J'ignore si, un jour, la Providence nous permettra de nous retrouver, mais je te souhaite en attendant tous mes vœux de bonheur.

Ton frère, qui ne t'oublie pas,

Frederick Hale.

Elle écrasait une larme au coin de sa joue, lorsque Mrs Thornton entra. Il ne fallut qu'un rapide coût d'œil inquisiteur de cette dernière pour voir, et le visage ému, et les yeux rougis, et les doigts tremblants de Margareth resserrés sur la lettre, pour soupçonner quelque chose. Elle referma rapidement la porte derrière elle et marcha droit vers sa bru avec la sévérité d'un juge de peine.

– Donnez-moi ceci, dit-elle en tendant le bras vers la lettre.

Elle s'était attendu à ce que Miss Hale proteste, fasse l'offusquée ou prétende que ce n'était pas ses affaires – alors qu'elle lisait visiblement une lettre d'elle ne savait qui, lui procurant une vive émotion alors qu'à quelques rues de là, John les attendait devant l'église. Mais à sa plus grande surprise, Margareth lui tendit docilement la lettre. Soudain, Mrs Thornton se sentit gênée de tenir entre ses mains quelque chose d'aussi personnel. Mais elle balaya rapidement ses scrupules en songeant à l'attitude effrontée de Miss Hale, lorsqu'elle était venue autrefois la mettre en garde contre les bruits qui couraient sur elle et le jeune homme qu'on l'avait vue accompagner à la gare.

Elle parcourut rapidement la missive une première fois. Les mots « Ma très chère Margareth » manquèrent bien la faire bondir. Mais les deux dernières lignes coupèrent court aux remarques bien senties qu'elle s'apprêtait à lui asséner. Elle relut encore une ou deux fois la lettre pour être certaine de n'avoir rien manqué. Avant de relever la tête vers Margareth qui, égale à elle-même, attendait son jugement avec une dignité toute romaine.

– Pourquoi est-ce la première fois que j'entends parler de ce frère ?

– Parce qu'il est en exil, répondit doucement Margareth. A cause d'une injustice que je vous détaillerais un autre jour si vous en avez la patience. John aurait pu vous en parler lui-même, puisque je lui ai tout dit dans le train qui nous ramenait à Milton. Par délicatesse, il se sera abstenu : estimant sans doute que c'était à moi d'aborder le sujet avec vous. Sachez toutefois que ce fameux soir où l'ont m'a vue à la gare, c'était bien avec mon frère que je me trouvais.

Mrs Thornton ne savait pas montrer ses sentiments. Il n'y avait guère qu'envers son fils qu'elle savait faire preuve de tendresse. Et encore était-ce quand celui-ci était d'humeur à se laisser amadouer.

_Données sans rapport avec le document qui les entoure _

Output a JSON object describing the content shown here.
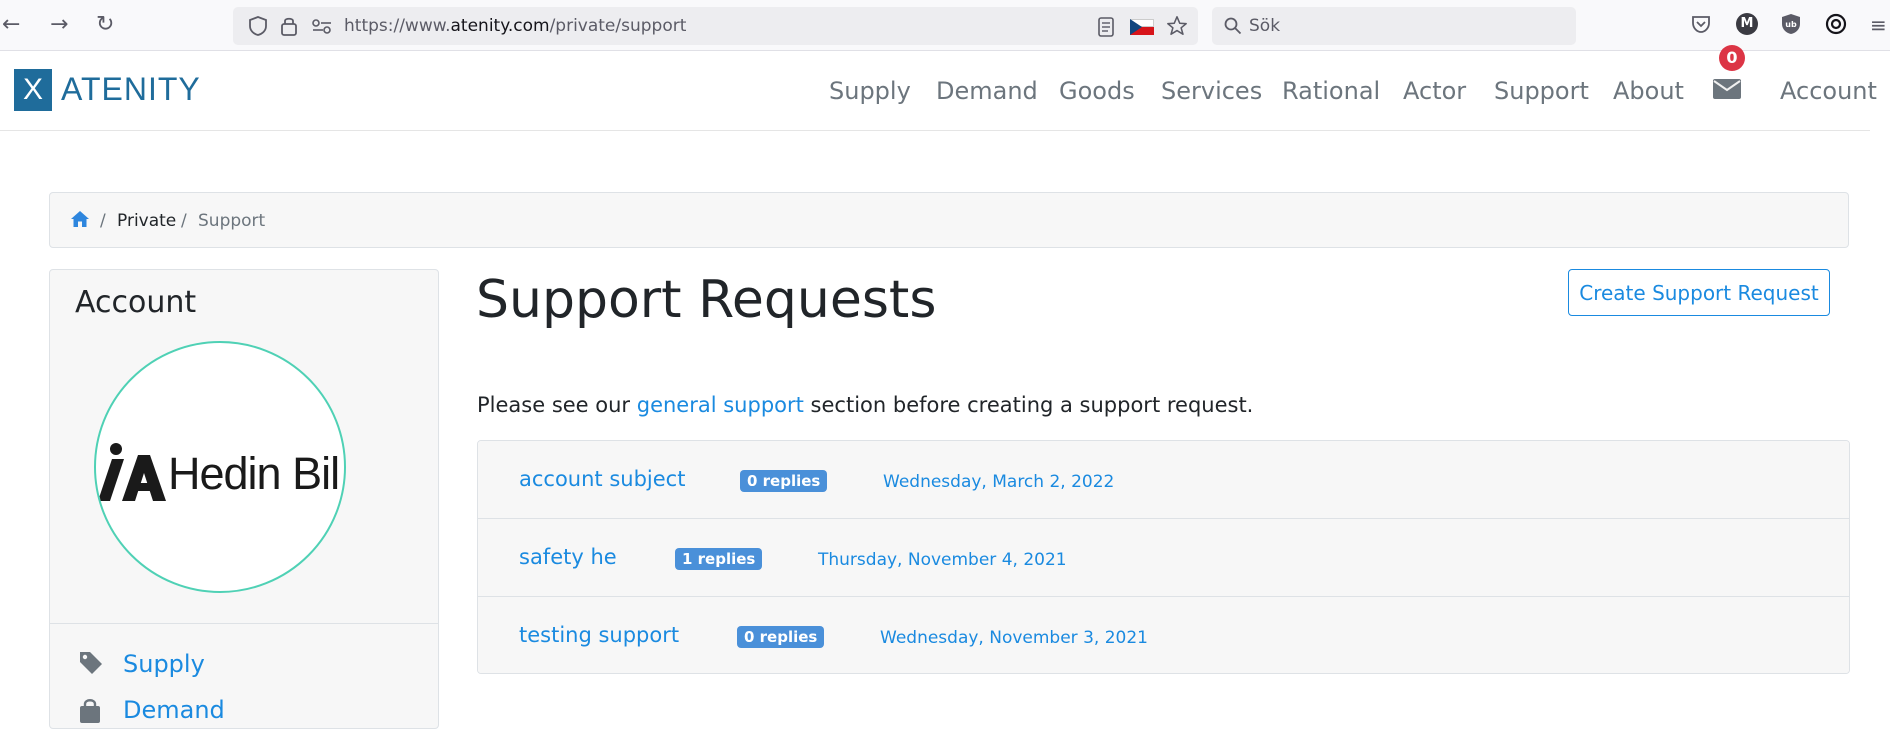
{
  "browser": {
    "url_prefix": "https://www.",
    "url_host": "atenity.com",
    "url_path": "/private/support",
    "search_placeholder": "Sök",
    "ext_m_label": "M"
  },
  "nav": {
    "brand_mark": "X",
    "brand": "ATENITY",
    "items": [
      "Supply",
      "Demand",
      "Goods",
      "Services",
      "Rational",
      "Actor",
      "Support",
      "About"
    ],
    "mail_count": "0",
    "account": "Account"
  },
  "breadcrumb": {
    "sep": "/",
    "items": [
      "Private",
      "Support"
    ]
  },
  "sidebar": {
    "title": "Account",
    "avatar_text": "Hedin Bil",
    "items": [
      {
        "label": "Supply",
        "icon": "tag-icon"
      },
      {
        "label": "Demand",
        "icon": "shopping-bag-icon"
      }
    ]
  },
  "main": {
    "title": "Support Requests",
    "create_button": "Create Support Request",
    "intro_before": "Please see our ",
    "intro_link": "general support",
    "intro_after": " section before creating a support request.",
    "requests": [
      {
        "subject": "account subject",
        "replies": "0 replies",
        "date": "Wednesday, March 2, 2022"
      },
      {
        "subject": "safety he",
        "replies": "1 replies",
        "date": "Thursday, November 4, 2021"
      },
      {
        "subject": "testing support",
        "replies": "0 replies",
        "date": "Wednesday, November 3, 2021"
      }
    ]
  },
  "colors": {
    "brand": "#1f6c9b",
    "link": "#1a8ae0",
    "badge": "#4a90d9",
    "danger": "#dc3545",
    "avatar_ring": "#4fd1b5"
  }
}
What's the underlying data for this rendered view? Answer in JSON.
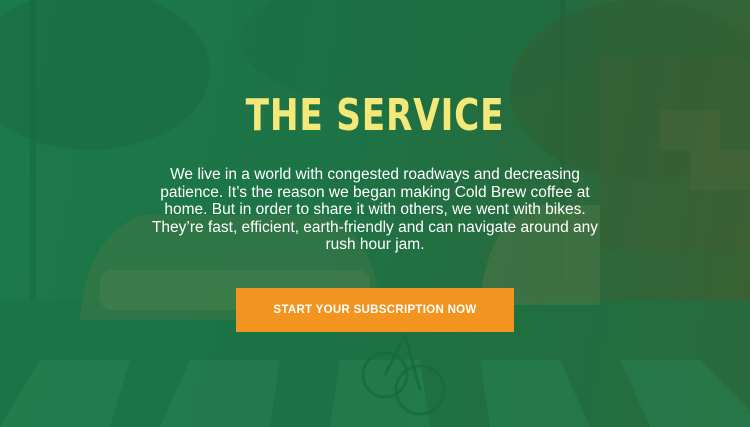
{
  "hero": {
    "title": "THE SERVICE",
    "body": "We live in a world with congested roadways and decreasing patience. It’s the reason we began making Cold Brew coffee at home. But in order to share it with others, we went with bikes. They’re fast, efficient, earth-friendly and can navigate around any rush hour jam.",
    "cta_label": "START YOUR SUBSCRIPTION NOW"
  },
  "colors": {
    "overlay": "#1f7a4a",
    "title": "#f4e978",
    "text": "#ffffff",
    "cta_background": "#f2941f"
  }
}
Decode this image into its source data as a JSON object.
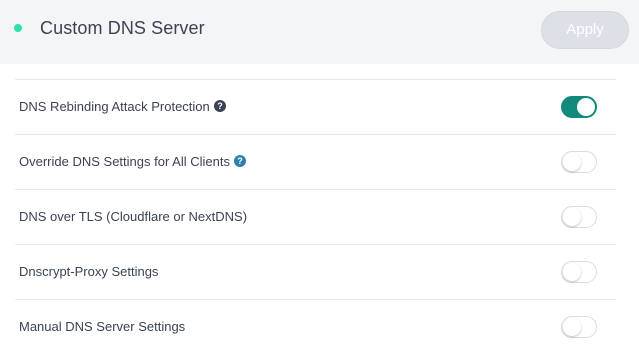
{
  "header": {
    "title": "Custom DNS Server",
    "apply_label": "Apply",
    "status_color": "#2ee0b0"
  },
  "settings": [
    {
      "label": "DNS Rebinding Attack Protection",
      "help_icon": "question-circle-icon",
      "enabled": true
    },
    {
      "label": "Override DNS Settings for All Clients",
      "help_icon": "question-circle-icon",
      "enabled": false
    },
    {
      "label": "DNS over TLS (Cloudflare or NextDNS)",
      "enabled": false
    },
    {
      "label": "Dnscrypt-Proxy Settings",
      "enabled": false
    },
    {
      "label": "Manual DNS Server Settings",
      "enabled": false
    }
  ],
  "colors": {
    "toggle_on": "#11897b",
    "toggle_off_border": "#d9dce1",
    "apply_disabled": "#dde0e6"
  }
}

Mais à cet instant précis, elle saisit la main de Margareth, la serra fort entre ses doigts, avant de la relâcher.

– Soit, dit-elle. Nous verrons cela une autre fois. Pour le moment, nous sommes attendues.

Elle sortit. C'était le signal que Margareth attendait.


Toute la journée se passa comme dans un rêve. En plus de la famille proche et des quelques notables curieux, beaucoup d'ouvriers de la manufacture étaient venus assister à la cérémonie. Tous avaient conscience que c'était en grande partie grâce aux fonds apportés par Margareth que le travail avait repris et qu'ils étaient en mesure de mener une vie descente. Avec plaisir, alors qu'elle avançait vers l'autel au bras de sa tante Shaw, elle reconnut Nicholas Higgins et sa fille Mary, entourés des petits Boucher.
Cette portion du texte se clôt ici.